Some researchers have connected their circumferences with a standardised measure of length known as the “long foot”. Some think they were references in stone to perishable containers such as lidded wooden jars or baskets. Others have tried to link the geometric markings to astronomical observations. But their presence in the graves of carefully buried children seems to suggest a more sensitive explanation.

4. Bronze age “lock-rings”

The bronze age was a time of exceptional gold-working. Highly decorative personal ornaments were crafted from gold sheet and wire. These small penannular (open) rings date from the late bronze age (circa BC1000-800) and are found in Ireland, Britain and parts of France.

Frequently unearthed in matching pairs, they can be plain or have delicate, geometric engravings.

Three angles of a golden lock-ring.
A lock ring found in Rutland, Britain. Colchester and Ipswich Museum Service, CC BY-SA

Recent interpretations have suggested they could have been nose rings, earrings or hair ornaments. None of these explanations is terribly satisfactory, as various elements of their design would make the rings difficult or uncomfortable to wear.

What we need is context – like the recent discoveries at Boncuklu Tarla, in Turkey, of burials with facial jewellery found close to skulls.

5. Romano-British cosmetic grinders

Cosmetic grinders are small copper alloy kits made in two parts. One half is the “mortar” (a long and curving grooved receptacle) and the other is the “pestle” (either rod-like and pointed, or arched into a “rocker” shape). They often have loops for suspension and human or animal-shaped terminals.

Waterbirds and bovids are common decorative motifs which also feature on other Romano-British containers such as cups and buckets. Phallic symbolism on some sets has prompted an association with fertility.

Cosmetic sets are typically British, and rarely found on mainland Europe. They date from the late iron age to early Roman period (circa BC100-200AD) and are well distributed across the landscape.

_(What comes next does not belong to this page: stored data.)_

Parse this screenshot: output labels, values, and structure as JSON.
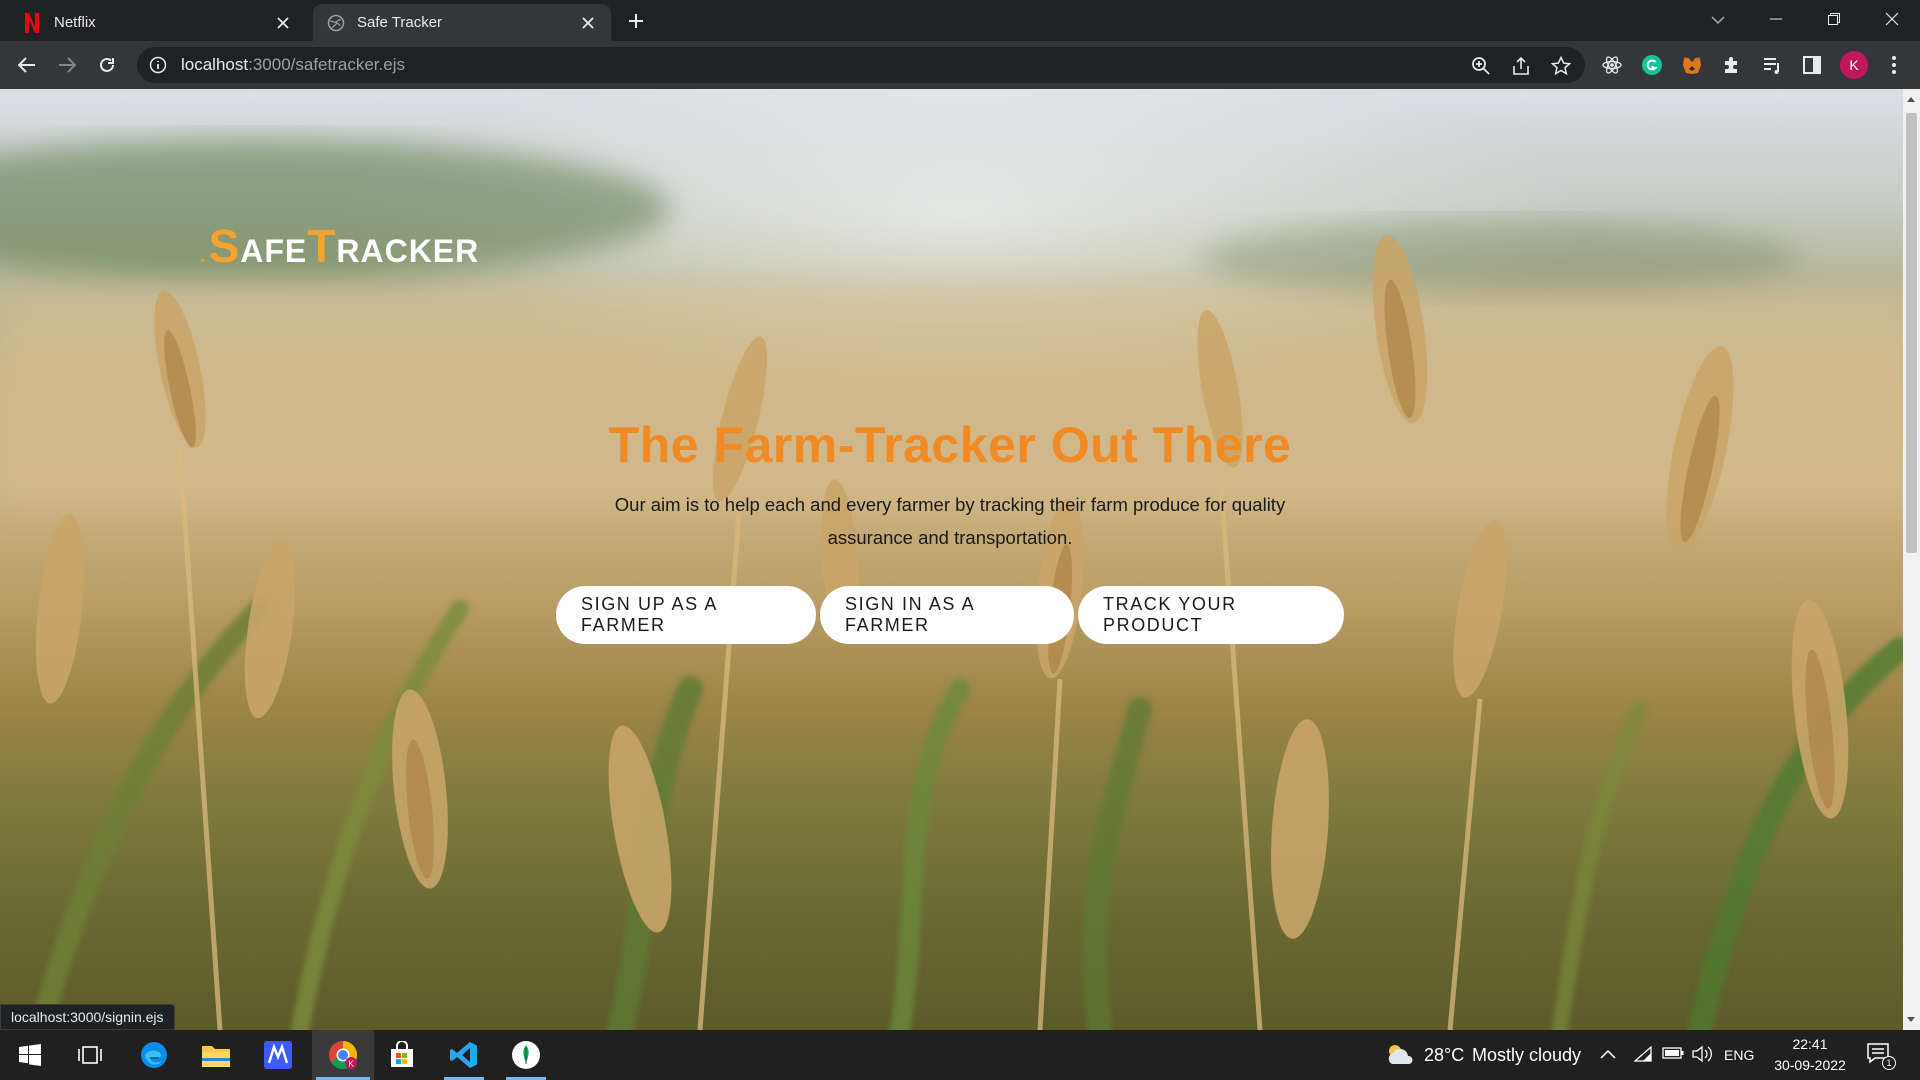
{
  "browser": {
    "tabs": [
      {
        "title": "Netflix",
        "active": false
      },
      {
        "title": "Safe Tracker",
        "active": true
      }
    ],
    "url_host": "localhost",
    "url_path": ":3000/safetracker.ejs",
    "profile_initial": "K",
    "status_url": "localhost:3000/signin.ejs"
  },
  "page": {
    "logo": {
      "dot": ".",
      "word1_cap": "S",
      "word1_rest": "AFE",
      "word2_cap": "T",
      "word2_rest": "RACKER"
    },
    "hero": {
      "title": "The Farm-Tracker Out There",
      "subtitle": "Our aim is to help each and every farmer by tracking their farm produce for quality assurance and transportation."
    },
    "buttons": {
      "signup": "SIGN UP AS A FARMER",
      "signin": "SIGN IN AS A FARMER",
      "track": "TRACK YOUR PRODUCT"
    }
  },
  "taskbar": {
    "weather_temp": "28°C",
    "weather_desc": "Mostly cloudy",
    "language": "ENG",
    "time": "22:41",
    "date": "30-09-2022",
    "notification_count": "1"
  },
  "colors": {
    "accent_orange": "#f08a24",
    "logo_orange": "#f7a42f",
    "chrome_dark": "#202124",
    "chrome_toolbar": "#35363a"
  }
}
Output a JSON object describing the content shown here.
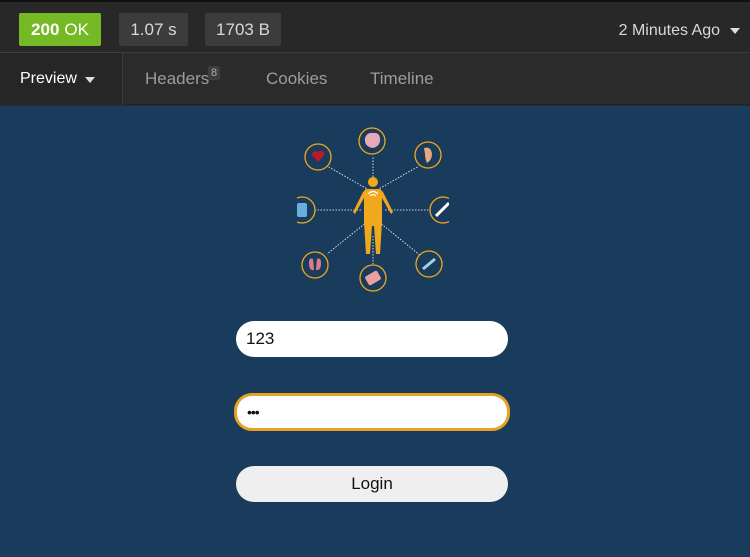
{
  "response": {
    "status_code": "200",
    "status_text": "OK",
    "duration": "1.07 s",
    "size": "1703 B",
    "time_ago": "2 Minutes Ago"
  },
  "tabs": {
    "preview": "Preview",
    "headers": "Headers",
    "headers_count": "8",
    "cookies": "Cookies",
    "timeline": "Timeline"
  },
  "login_form": {
    "username_value": "123",
    "password_value": "•••",
    "login_label": "Login"
  },
  "colors": {
    "status_ok": "#75ba24",
    "page_background": "#1a3c5c",
    "accent_gold": "#e6a127"
  },
  "icons": [
    "heart-icon",
    "brain-icon",
    "ear-icon",
    "smartphone-icon",
    "syringe-icon",
    "lungs-icon",
    "pills-icon",
    "thermometer-icon",
    "human-figure-icon",
    "wifi-icon"
  ]
}
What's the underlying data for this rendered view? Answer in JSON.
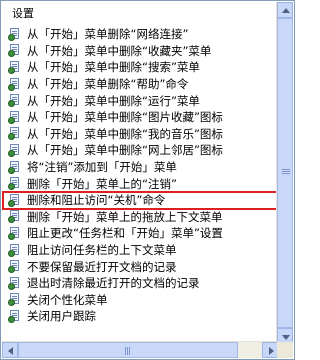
{
  "header": {
    "title": "设置"
  },
  "selected_index": 12,
  "colors": {
    "selection_outline": "#e02020"
  },
  "items": [
    {
      "label": "从「开始」菜单删除“网络连接”"
    },
    {
      "label": "从「开始」菜单中删除“收藏夹”菜单"
    },
    {
      "label": "从「开始」菜单中删除“搜索”菜单"
    },
    {
      "label": "从「开始」菜单删除“帮助”命令"
    },
    {
      "label": "从「开始」菜单中删除“运行”菜单"
    },
    {
      "label": "从「开始」菜单中删除“图片收藏”图标"
    },
    {
      "label": "从「开始」菜单中删除“我的音乐”图标"
    },
    {
      "label": "从「开始」菜单中删除“网上邻居”图标"
    },
    {
      "label": "将“注销”添加到「开始」菜单"
    },
    {
      "label": "删除「开始」菜单上的“注销”"
    },
    {
      "label": "删除和阻止访问“关机”命令"
    },
    {
      "label": "删除「开始」菜单上的拖放上下文菜单"
    },
    {
      "label": "阻止更改“任务栏和「开始」菜单”设置"
    },
    {
      "label": "阻止访问任务栏的上下文菜单"
    },
    {
      "label": "不要保留最近打开文档的记录"
    },
    {
      "label": "退出时清除最近打开的文档的记录"
    },
    {
      "label": "关闭个性化菜单"
    },
    {
      "label": "关闭用户跟踪"
    }
  ]
}
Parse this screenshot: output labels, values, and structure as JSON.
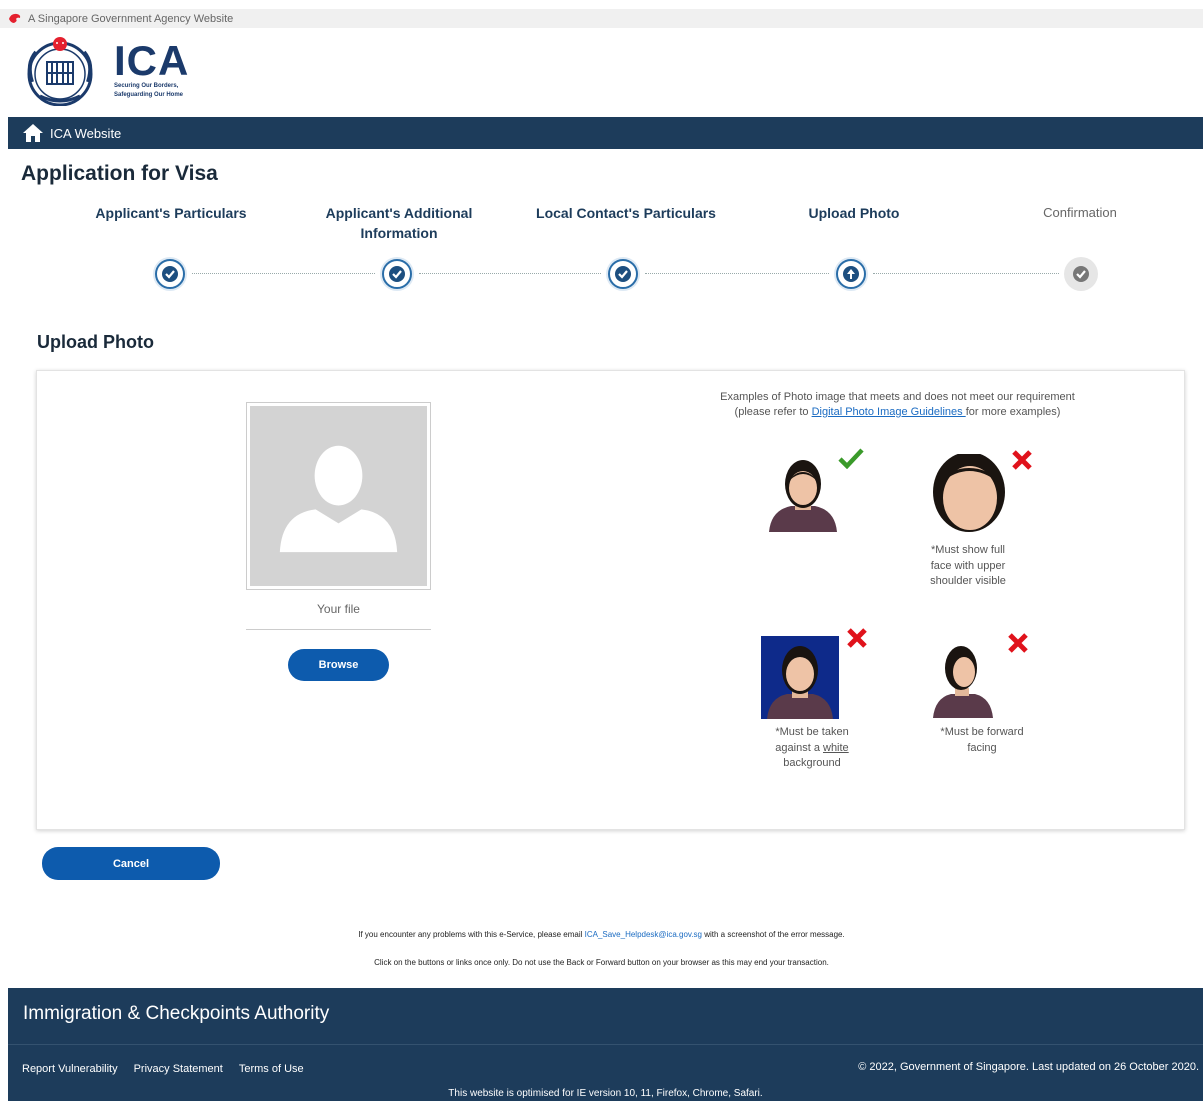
{
  "gov_bar": {
    "text": "A Singapore Government Agency Website"
  },
  "logo": {
    "name": "ICA",
    "tagline_line1": "Securing Our Borders,",
    "tagline_line2": "Safeguarding Our Home"
  },
  "nav": {
    "home_label": "ICA Website"
  },
  "page": {
    "title": "Application for Visa"
  },
  "steps": [
    {
      "label_line1": "Applicant's Particulars",
      "label_line2": "",
      "state": "done"
    },
    {
      "label_line1": "Applicant's Additional",
      "label_line2": "Information",
      "state": "done"
    },
    {
      "label_line1": "Local Contact's Particulars",
      "label_line2": "",
      "state": "done"
    },
    {
      "label_line1": "Upload Photo",
      "label_line2": "",
      "state": "current"
    },
    {
      "label_line1": "Confirmation",
      "label_line2": "",
      "state": "pending"
    }
  ],
  "section": {
    "title": "Upload Photo"
  },
  "upload": {
    "file_label": "Your file",
    "browse_label": "Browse"
  },
  "examples": {
    "intro_line1": "Examples of Photo image that meets and does not meet our requirement",
    "intro_prefix": "(please refer to ",
    "intro_link": "Digital Photo Image Guidelines ",
    "intro_suffix": "for more examples)",
    "items": [
      {
        "status": "ok",
        "caption": []
      },
      {
        "status": "bad",
        "caption": [
          "*Must show full",
          "face with upper",
          "shoulder visible"
        ]
      },
      {
        "status": "bad",
        "caption": [
          "*Must be taken",
          "against a ",
          "white",
          "background"
        ]
      },
      {
        "status": "bad",
        "caption": [
          "*Must be forward",
          "facing"
        ]
      }
    ]
  },
  "actions": {
    "cancel_label": "Cancel"
  },
  "notes": {
    "problem_prefix": "If you encounter any problems with this e-Service, please email ",
    "problem_email": "ICA_Save_Helpdesk@ica.gov.sg",
    "problem_suffix": " with a screenshot of the error message.",
    "click_once": "Click on the buttons or links once only. Do not use the Back or Forward button on your browser as this may end your transaction."
  },
  "footer": {
    "title": "Immigration & Checkpoints Authority",
    "links": [
      "Report Vulnerability",
      "Privacy Statement",
      "Terms of Use"
    ],
    "copyright": "© 2022, Government of Singapore. Last updated on 26 October 2020.",
    "optimised": "This website is optimised for IE version 10, 11, Firefox, Chrome, Safari."
  },
  "colors": {
    "navy": "#1d3c5b",
    "button_blue": "#0d5bad",
    "check_green": "#3a9a2a",
    "cross_red": "#e0121b",
    "step_blue": "#2a6da8"
  },
  "icons": [
    "lion-head-icon",
    "ica-crest-logo",
    "home-icon",
    "step-check-icon",
    "step-upload-icon",
    "avatar-placeholder-icon",
    "check-mark-icon",
    "cross-mark-icon"
  ]
}
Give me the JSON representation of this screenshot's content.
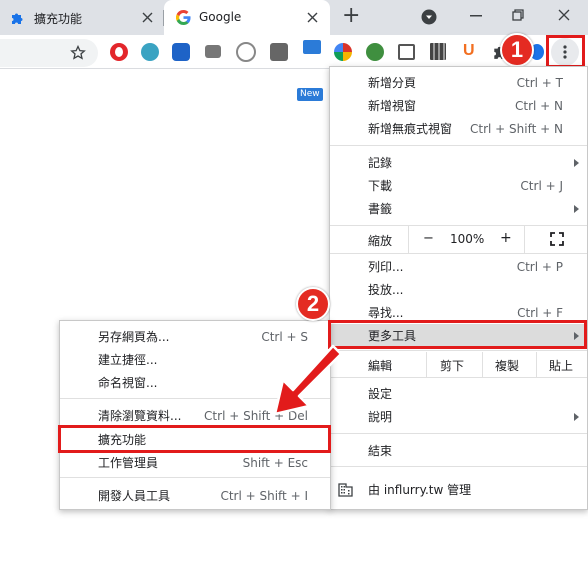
{
  "tabs": [
    {
      "title": "擴充功能",
      "icon": "puzzle-icon"
    },
    {
      "title": "Google",
      "icon": "google-g-icon"
    }
  ],
  "new_tab_symbol": "+",
  "extensions": [
    {
      "name": "opera-red-icon",
      "color": "#e3262b"
    },
    {
      "name": "teal-search-icon",
      "color": "#3aa3c2"
    },
    {
      "name": "blue-store-icon",
      "color": "#1e63c7"
    },
    {
      "name": "camera-icon",
      "color": "#777777"
    },
    {
      "name": "headset-icon",
      "color": "#888888"
    },
    {
      "name": "photo-icon",
      "color": "#555555"
    },
    {
      "name": "new-badge-icon",
      "color": "#2b7bd8"
    },
    {
      "name": "colorwheel-icon",
      "color": "#d9342b"
    },
    {
      "name": "globe-icon",
      "color": "#3f8f3f"
    },
    {
      "name": "window-icon",
      "color": "#555555"
    },
    {
      "name": "book-icon",
      "color": "#444444"
    },
    {
      "name": "u-icon",
      "color": "#f26f21"
    }
  ],
  "new_badge_text": "New",
  "main_menu": {
    "group1": [
      {
        "label": "新增分頁",
        "shortcut": "Ctrl + T"
      },
      {
        "label": "新增視窗",
        "shortcut": "Ctrl + N"
      },
      {
        "label": "新增無痕式視窗",
        "shortcut": "Ctrl + Shift + N"
      }
    ],
    "group2": [
      {
        "label": "記錄",
        "shortcut": ""
      },
      {
        "label": "下載",
        "shortcut": "Ctrl + J"
      },
      {
        "label": "書籤",
        "shortcut": ""
      }
    ],
    "zoom": {
      "label": "縮放",
      "minus": "−",
      "value": "100%",
      "plus": "+"
    },
    "group3": [
      {
        "label": "列印...",
        "shortcut": "Ctrl + P"
      },
      {
        "label": "投放...",
        "shortcut": ""
      },
      {
        "label": "尋找...",
        "shortcut": "Ctrl + F"
      },
      {
        "label": "更多工具",
        "shortcut": ""
      }
    ],
    "edit": {
      "label": "編輯",
      "cut": "剪下",
      "copy": "複製",
      "paste": "貼上"
    },
    "group4": [
      {
        "label": "設定",
        "shortcut": ""
      },
      {
        "label": "說明",
        "shortcut": ""
      }
    ],
    "exit": "結束",
    "managed": "由 influrry.tw 管理"
  },
  "sub_menu": {
    "group1": [
      {
        "label": "另存網頁為...",
        "shortcut": "Ctrl + S"
      },
      {
        "label": "建立捷徑...",
        "shortcut": ""
      },
      {
        "label": "命名視窗...",
        "shortcut": ""
      }
    ],
    "group2": [
      {
        "label": "清除瀏覽資料...",
        "shortcut": "Ctrl + Shift + Del"
      },
      {
        "label": "擴充功能",
        "shortcut": ""
      },
      {
        "label": "工作管理員",
        "shortcut": "Shift + Esc"
      }
    ],
    "group3": [
      {
        "label": "開發人員工具",
        "shortcut": "Ctrl + Shift + I"
      }
    ]
  },
  "annotations": {
    "step1": "1",
    "step2": "2",
    "highlight_color": "#e21b1b"
  }
}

A bronze fragment of a cosmetic grinder.
A cosmetic grinder found in Hockwold, Norfolk. The Trustees of the British Museum, CC BY-NC

Use-wear analysis has shown these objects were rubbed together with a lateral grinding action. They may have been superseded by the flat marble palettes used across the Roman empire, although these worked in a fundamentally different way, using a metal scoop or stone tool to mix ingredients together in a circular motion.

The mystery here is not the function, but what substance was being prepared. Suggestions have included medicines, aphrodisiacs, cosmetics and narcotics. The contents of a mortar have never successfully been analysed. This is an occasion where amateur finders can be of great help to archaeologists, by resisting the urge to clean cosmetic mortars and instead bringing them forward to be examined.